The Joint Administrator’s proposal notice for Tevva Motors has been published on Companies House shedding further light on the company’s demise, the failed bid to find a buyer and the plans for the final liquidation of the assets including vehicles, batteries and the manufacturing equipment at the company’s Tilbury factory.
The sale of the assets of Tevva Motors has been taking place during August as the joint administrators seek to liquidate the plant, machinery and stock associated with the company. According to the “Notice of administrators proposals” published on Companies House at the end of July, and in reference to the management acounts of the company at the end of April 2024, Tevva’s plant machinery and stock had a book valuation of over £27m.
However, Hilco Valuation Services (the company tasked with handling the liquidation of the equipment), has provided an indicative valuation for the tangible assets of the Company (as a whole) to recover in excess of £1m at auction.
Tevva had based its battery electric and fuel cell electric vehicle production on Iveco glider chassis and according to the sale catalogue had 283 of these on its books at the point of administration. These, along with a small number of prototype and other partially built-up vehicles appear to have been sold at the beginning of August. The sale of the remaining plant, equipment and stock is scheduled to close on 20 August. Further sale information is available at the Hilco Valuation Services website.
The Notice issued by the joint administrators reveals Tevva was operating at a significant, c. £22m EBITDA loss, for the 12 months ending December 2023, and according to the management accounts published in the “Notice” the business was running at a monthly loss of £32,000 per day (approx £1m per month) over the first four months of 2024.
Against this background, the joint administrators had been tasked with finding a buyer for the business at the time the company issued a Notice of Intention (NOi) to put the company into administration on 10 May 2024.
”As the process progressed,” sad the joint administrators in the proposals notice, ”although we received an indicative offer from one party, which comprised a number of existing shareholders and funders to the Company, this consortium required a short period of further due diligence which extended beyond the period of the second NOi, and we were not willing to recommend the filing of a third NOi.”
The administrators report continued: ”Accordingly, the consortium entered into a binding agreement with us, as Administrator, to fund all payroll and overheads for a short trading period post-Administration whilst they undertook this further due diligence in exchange for exclusivity. Accordingly, in the absence of alternative options, the Company was placed into Administration on 6 June 2024 and the exclusivity period commenced thereafter.”

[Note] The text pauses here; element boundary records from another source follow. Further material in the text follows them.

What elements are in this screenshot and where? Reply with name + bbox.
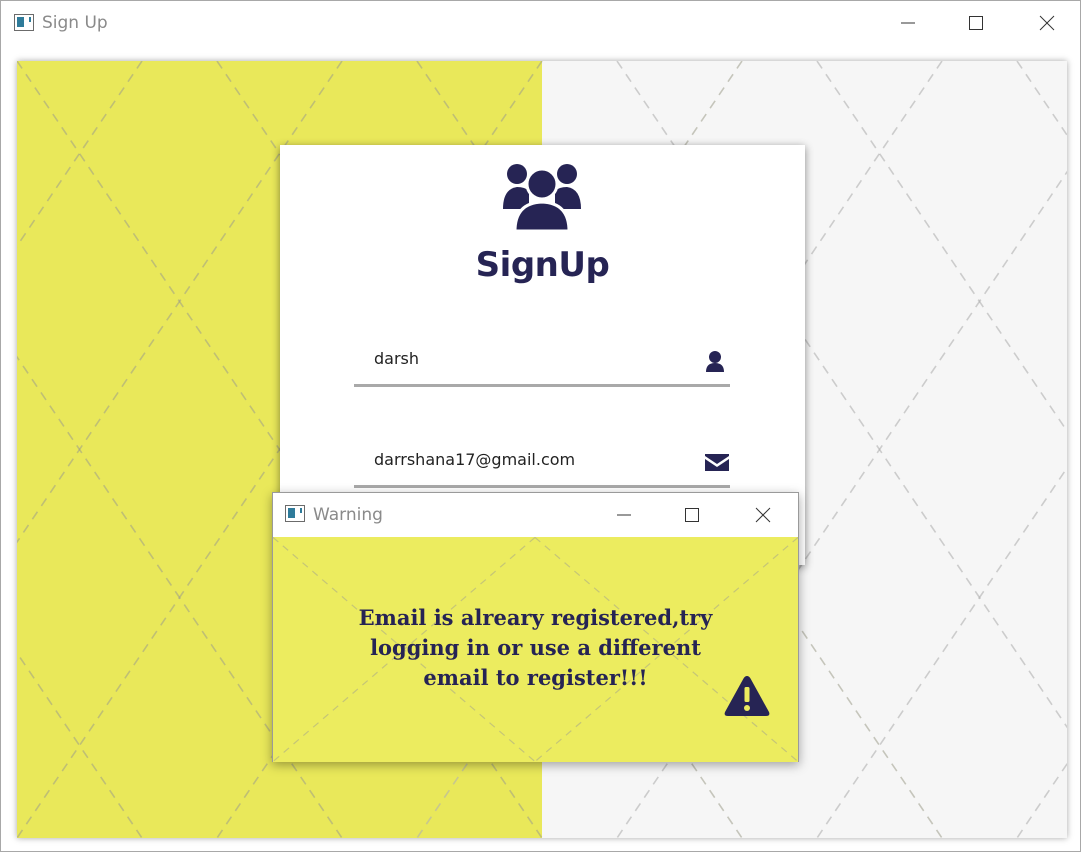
maximize-icon [685,508,699,522]
dialog-title: Warning [313,505,383,525]
minimize-icon [901,22,915,24]
dialog-body: Email is alreary registered,try logging … [273,537,798,762]
dialog-maximize-button[interactable] [669,493,715,537]
user-icon [706,351,724,372]
close-icon [755,507,771,523]
users-group-icon [503,164,581,233]
email-input[interactable] [374,450,694,469]
envelope-icon [705,454,729,471]
warning-dialog: Warning Email is alreary registered,try … [272,492,799,762]
signup-title: SignUp [475,245,610,285]
warning-message: Email is alreary registered,try logging … [358,605,713,690]
minimize-button[interactable] [885,1,931,45]
warning-triangle-icon [724,676,770,716]
username-input[interactable] [374,349,694,368]
close-button[interactable] [1024,1,1070,45]
username-field[interactable] [354,343,730,387]
dialog-titlebar[interactable]: Warning [273,493,798,537]
window-title: Sign Up [42,13,108,33]
dialog-app-icon [285,505,305,522]
maximize-button[interactable] [953,1,999,45]
email-field[interactable] [354,444,730,488]
close-icon [1039,15,1055,31]
maximize-icon [969,16,983,30]
dialog-close-button[interactable] [740,493,786,537]
minimize-icon [617,514,631,516]
dialog-minimize-button[interactable] [601,493,647,537]
app-icon [14,14,34,31]
window-titlebar[interactable]: Sign Up [1,1,1080,45]
signup-window: Sign Up SignUp darsh darrshana17@gmail.c… [0,0,1081,852]
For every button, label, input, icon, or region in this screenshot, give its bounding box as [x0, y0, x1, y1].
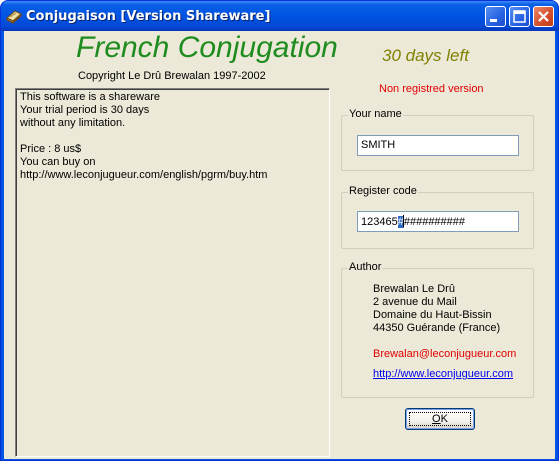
author-address-line3: 44350 Guérande (France) — [373, 322, 501, 334]
your-name-label: Your name — [348, 108, 403, 120]
trial-days-left: 30 days left — [382, 46, 469, 65]
app-heading: French Conjugation — [76, 31, 338, 64]
window-title: Conjugaison [Version Shareware] — [26, 9, 271, 24]
register-code-value-end: ########## — [403, 216, 466, 228]
dialog-body: French Conjugation 30 days left Copyrigh… — [4, 31, 555, 459]
minimize-icon — [490, 19, 497, 22]
author-label: Author — [348, 261, 383, 273]
name-input[interactable]: SMITH — [357, 135, 519, 156]
register-code-group: Register code 123465########### — [341, 185, 534, 249]
info-line: http://www.leconjugueur.com/english/pgrm… — [20, 169, 268, 181]
minimize-button[interactable] — [485, 6, 506, 27]
your-name-group: Your name SMITH — [341, 108, 534, 171]
info-line: Price : 8 us$ — [20, 143, 82, 155]
author-name: Brewalan Le Drû — [373, 283, 455, 295]
info-line: This software is a shareware — [20, 91, 160, 103]
registration-status: Non registred version — [379, 83, 484, 95]
register-code-label: Register code — [348, 185, 418, 197]
info-line: without any limitation. — [20, 117, 126, 129]
info-line — [20, 130, 329, 143]
app-window: Conjugaison [Version Shareware] French C… — [0, 0, 559, 461]
close-button[interactable] — [533, 6, 554, 27]
shareware-info-text[interactable]: This software is a shareware Your trial … — [15, 88, 330, 457]
maximize-icon — [513, 10, 526, 23]
info-line: Your trial period is 30 days — [20, 104, 150, 116]
author-email-link[interactable]: Brewalan@leconjugueur.com — [373, 348, 516, 360]
title-bar[interactable]: Conjugaison [Version Shareware] — [1, 1, 558, 31]
author-address-line2: Domaine du Haut-Bissin — [373, 309, 492, 321]
author-group: Author Brewalan Le Drû 2 avenue du Mail … — [341, 261, 534, 398]
close-icon — [538, 11, 549, 22]
copyright-text: Copyright Le Drû Brewalan 1997-2002 — [78, 70, 266, 82]
register-code-input[interactable]: 123465########### — [357, 211, 519, 232]
author-address-line1: 2 avenue du Mail — [373, 296, 457, 308]
ok-button[interactable]: OK — [405, 408, 475, 430]
name-input-value: SMITH — [361, 139, 396, 151]
focus-rectangle — [409, 412, 471, 426]
author-website-link[interactable]: http://www.leconjugueur.com — [373, 368, 513, 380]
maximize-button[interactable] — [509, 6, 530, 27]
info-line: You can buy on — [20, 156, 96, 168]
app-book-icon — [6, 10, 22, 24]
register-code-value-start: 123465 — [361, 216, 398, 228]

Despite investing £674,000 in the company to keep it going during the due dilligence period, the consortium was unable to complete the purchase and at the end of June a decision was made by the joint administrators that ”due to insufficient funding and in the absence of any other credible offers, the Administrators switched from trading the business to managing an orderly wind-down and sale of assets by auction.” Following this, the majority of employees were made redundant on 28 June 2024.
While this would appear to conclude any possibility of Tevva continuing as a going concern, the Notice added that “on 10 July 2024, the Administrators were approached by an alternative potential purchaser with whom several discussions have been held since”.
According to the Administrators report, they ”continue to liaise with this potential purchaser and two others in the hope that a going concern sale of the business can be achieved in the interests of maximising any realisations to creditors”. However, as time passes, the ”prospects of this happening are diminishing steadily. An update in relation to a sale of the business and/or assets will be detailed in our subsequent report”.